Deep Learning Methods for Anatomical Landmark Detection in Video Capsule Endoscopy Images

Proc Future Technol Conf (2020). 2021 Nov;1288:426-434. doi: 10.1007/978-3-030-63128-4_32. Epub 2020 Oct 31.

Abstract

Video capsule endoscope (VCE) is an emerging technology that allows examination of the entire gastrointestinal (GI) tract with minimal invasion. While traditional endoscopy with biopsy procedures are the gold standard for diagnosis of most GI diseases, they are limited by how far the scope can be advanced in the tract and are also invasive. VCE allows gastroenterologists to investigate GI tract abnormalities in detail with visualization of all parts of the GI tract. It captures continuous real time images as it is propelled in the GI tract by gut motility. Even though VCE allows for thorough examination, reviewing and analyzing up to eight hours of images (compiled as videos) is tedious and not cost effective. In order to pave way for automation of VCE-based GI disease diagnosis, detecting the location of the capsule would allow for a more focused analysis as well as abnormality detection in each region of the GI tract.
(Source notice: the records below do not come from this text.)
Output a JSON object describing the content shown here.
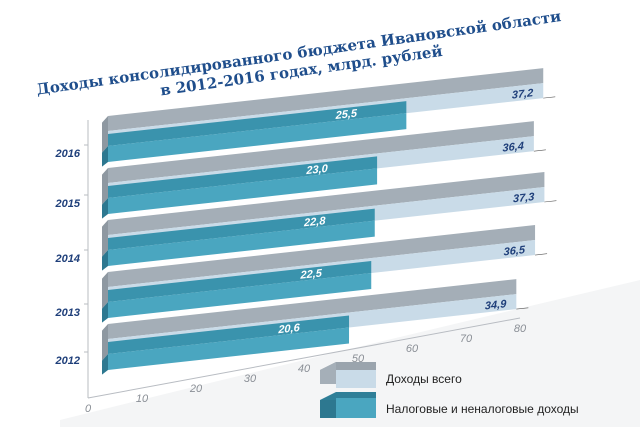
{
  "chart_data": {
    "type": "bar",
    "orientation": "horizontal",
    "style": "3d",
    "title": "Доходы консолидированного бюджета Ивановской области в 2012-2016 годах, млрд. рублей",
    "title_lines": [
      "Доходы консолидированного бюджета Ивановской области",
      "в 2012-2016 годах, млрд. рублей"
    ],
    "categories": [
      "2016",
      "2015",
      "2014",
      "2013",
      "2012"
    ],
    "series": [
      {
        "name": "Доходы всего",
        "values": [
          37.2,
          36.4,
          37.3,
          36.5,
          34.9
        ],
        "labels": [
          "37,2",
          "36,4",
          "37,3",
          "36,5",
          "34,9"
        ],
        "color": "#c9dbe8"
      },
      {
        "name": "Налоговые и неналоговые доходы",
        "values": [
          25.5,
          23.0,
          22.8,
          22.5,
          20.6
        ],
        "labels": [
          "25,5",
          "23,0",
          "22,8",
          "22,5",
          "20,6"
        ],
        "color": "#3a93ad"
      }
    ],
    "xticks": [
      "0",
      "10",
      "20",
      "30",
      "40",
      "50",
      "60",
      "70",
      "80"
    ],
    "xlim": [
      0,
      80
    ],
    "legend": "bottom-right",
    "grid": false
  }
}
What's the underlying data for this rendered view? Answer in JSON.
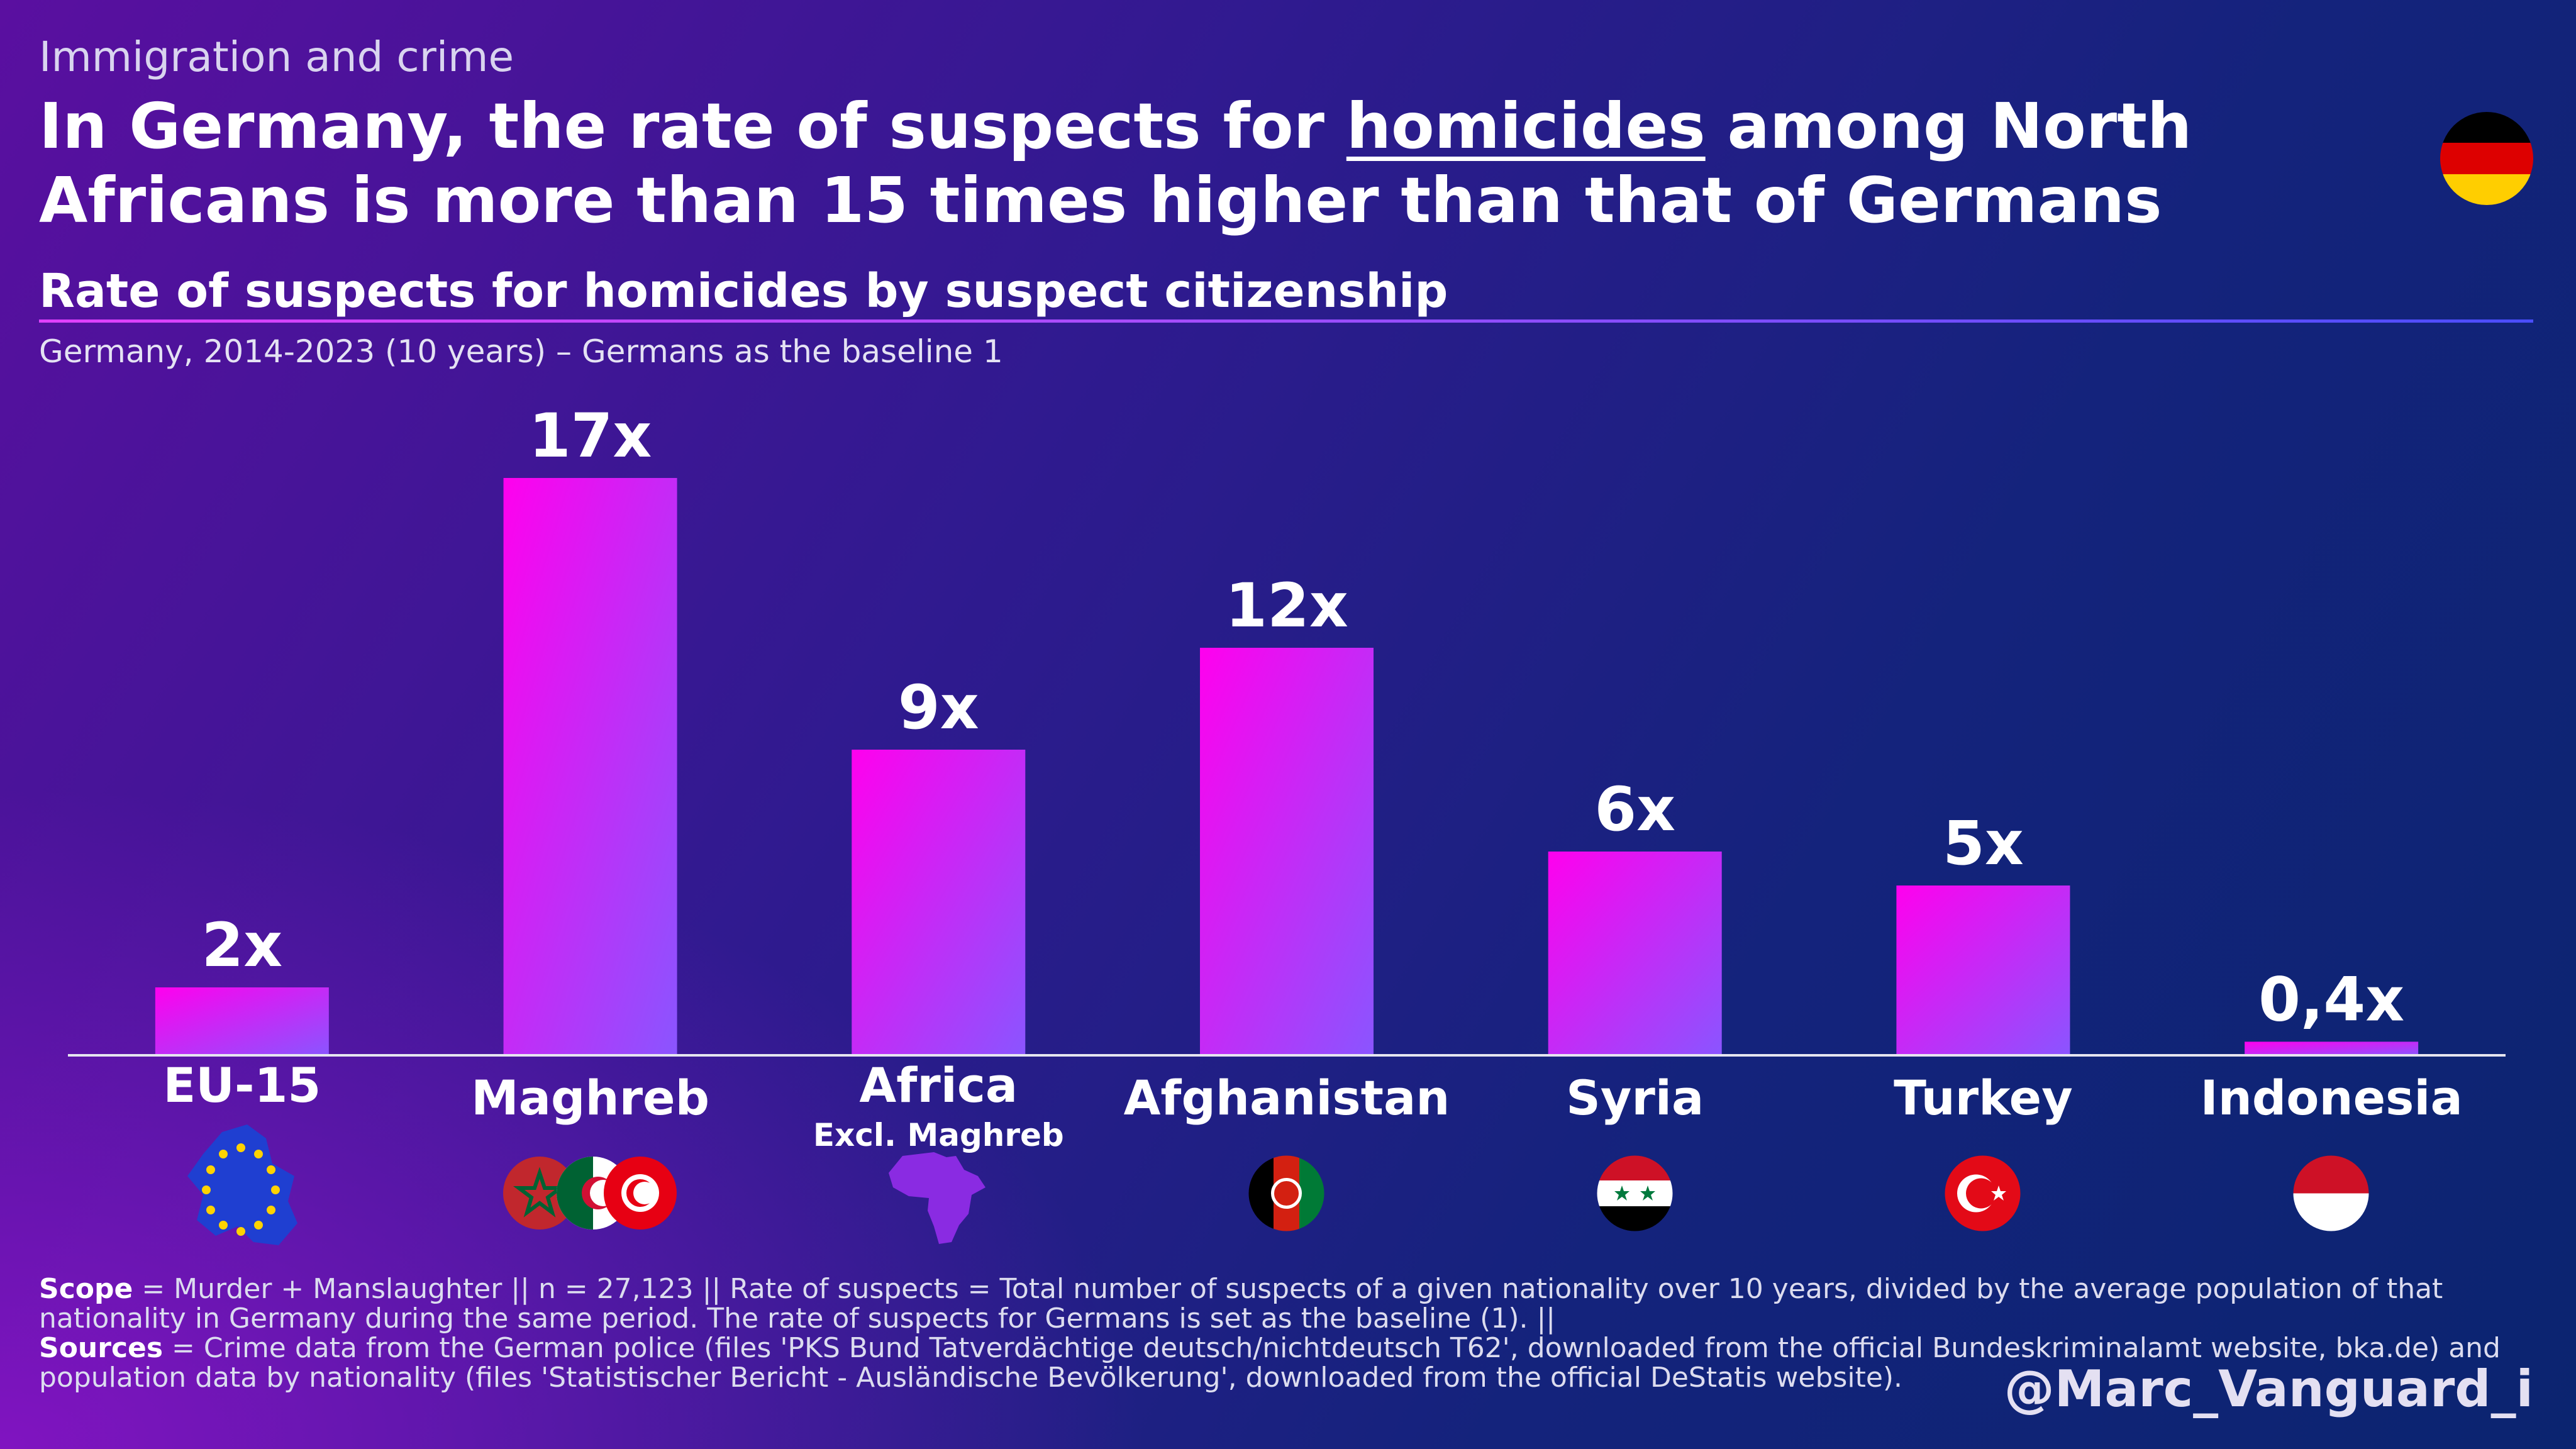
{
  "kicker": "Immigration and crime",
  "headline": {
    "part1": "In Germany, the rate of suspects for ",
    "emphasis": "homicides",
    "part2": " among North Africans is more than 15 times higher than that of Germans"
  },
  "chart_data": {
    "type": "bar",
    "title": "Rate of suspects for homicides by suspect citizenship",
    "subtitle": "Germany, 2014-2023 (10 years) – Germans as the baseline 1",
    "categories": [
      "EU-15",
      "Maghreb",
      "Africa",
      "Afghanistan",
      "Syria",
      "Turkey",
      "Indonesia"
    ],
    "category_sublabels": [
      "",
      "",
      "Excl. Maghreb",
      "",
      "",
      "",
      ""
    ],
    "values": [
      2,
      17,
      9,
      12,
      6,
      5,
      0.4
    ],
    "value_labels": [
      "2x",
      "17x",
      "9x",
      "12x",
      "6x",
      "5x",
      "0,4x"
    ],
    "ylim": [
      0,
      17
    ],
    "grid": false,
    "legend": "none"
  },
  "flags": [
    "eu-flag-icon",
    "maghreb-flags-icon",
    "africa-map-icon",
    "afghanistan-flag-icon",
    "syria-flag-icon",
    "turkey-flag-icon",
    "indonesia-flag-icon"
  ],
  "colors": {
    "bar_top": "#ff00ee",
    "bar_bottom": "#8a55ff",
    "accent": "#e040fb"
  },
  "footer": {
    "scope_label": "Scope",
    "scope_text": " = Murder + Manslaughter || n = 27,123 || Rate of suspects = Total number of suspects of a given nationality over 10 years, divided by the average population of that nationality in Germany during the same period. The rate of suspects for Germans is set as the baseline (1). ||",
    "sources_label": "Sources",
    "sources_text": " = Crime data from the German police (files 'PKS Bund Tatverdächtige deutsch/nichtdeutsch T62', downloaded from the official Bundeskriminalamt website, bka.de) and population data by nationality (files 'Statistischer Bericht - Ausländische Bevölkerung', downloaded from the official DeStatis website)."
  },
  "handle": "@Marc_Vanguard_i"
}
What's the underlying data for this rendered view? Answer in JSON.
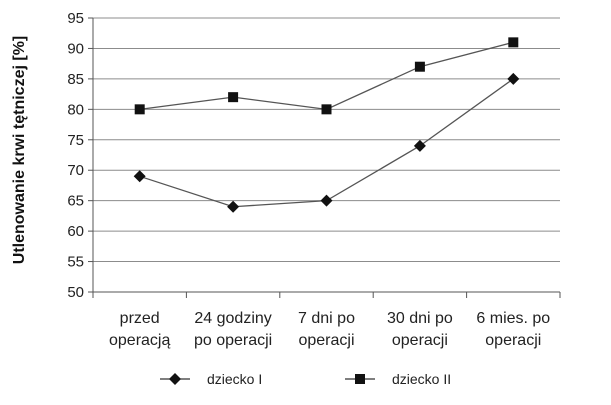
{
  "chart_data": {
    "type": "line",
    "title": "",
    "xlabel": "",
    "ylabel": "Utlenowanie krwi tętniczej [%]",
    "ylim": [
      50,
      95
    ],
    "yticks": [
      50,
      55,
      60,
      65,
      70,
      75,
      80,
      85,
      90,
      95
    ],
    "grid": true,
    "legend_position": "bottom",
    "categories": [
      [
        "przed",
        "operacją"
      ],
      [
        "24 godziny",
        "po operacji"
      ],
      [
        "7 dni po",
        "operacji"
      ],
      [
        "30 dni po",
        "operacji"
      ],
      [
        "6 mies. po",
        "operacji"
      ]
    ],
    "series": [
      {
        "name": "dziecko I",
        "marker": "diamond",
        "color": "#111111",
        "values": [
          69,
          64,
          65,
          74,
          85
        ]
      },
      {
        "name": "dziecko II",
        "marker": "square",
        "color": "#111111",
        "values": [
          80,
          82,
          80,
          87,
          91
        ]
      }
    ]
  }
}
In this paper, we compared four deep Convolutional Neural Network models for feature extraction and detection of the anatomical part within the GI tract captured by VCE images. Our results showed that VGG-Net has superior performance with the highest average accuracy, precision, recall and, F1-score compared to other state of the art architectures: GoogLeNet, AlexNet and, ResNet.

Keywords: AlexNet; Convolutional neural network; Gastrointestinal tract; GoogLeNet; Gradient-weighted class activation mapping (Grad-CAM); ResNet; VGG-net; Video capsule endoscopy.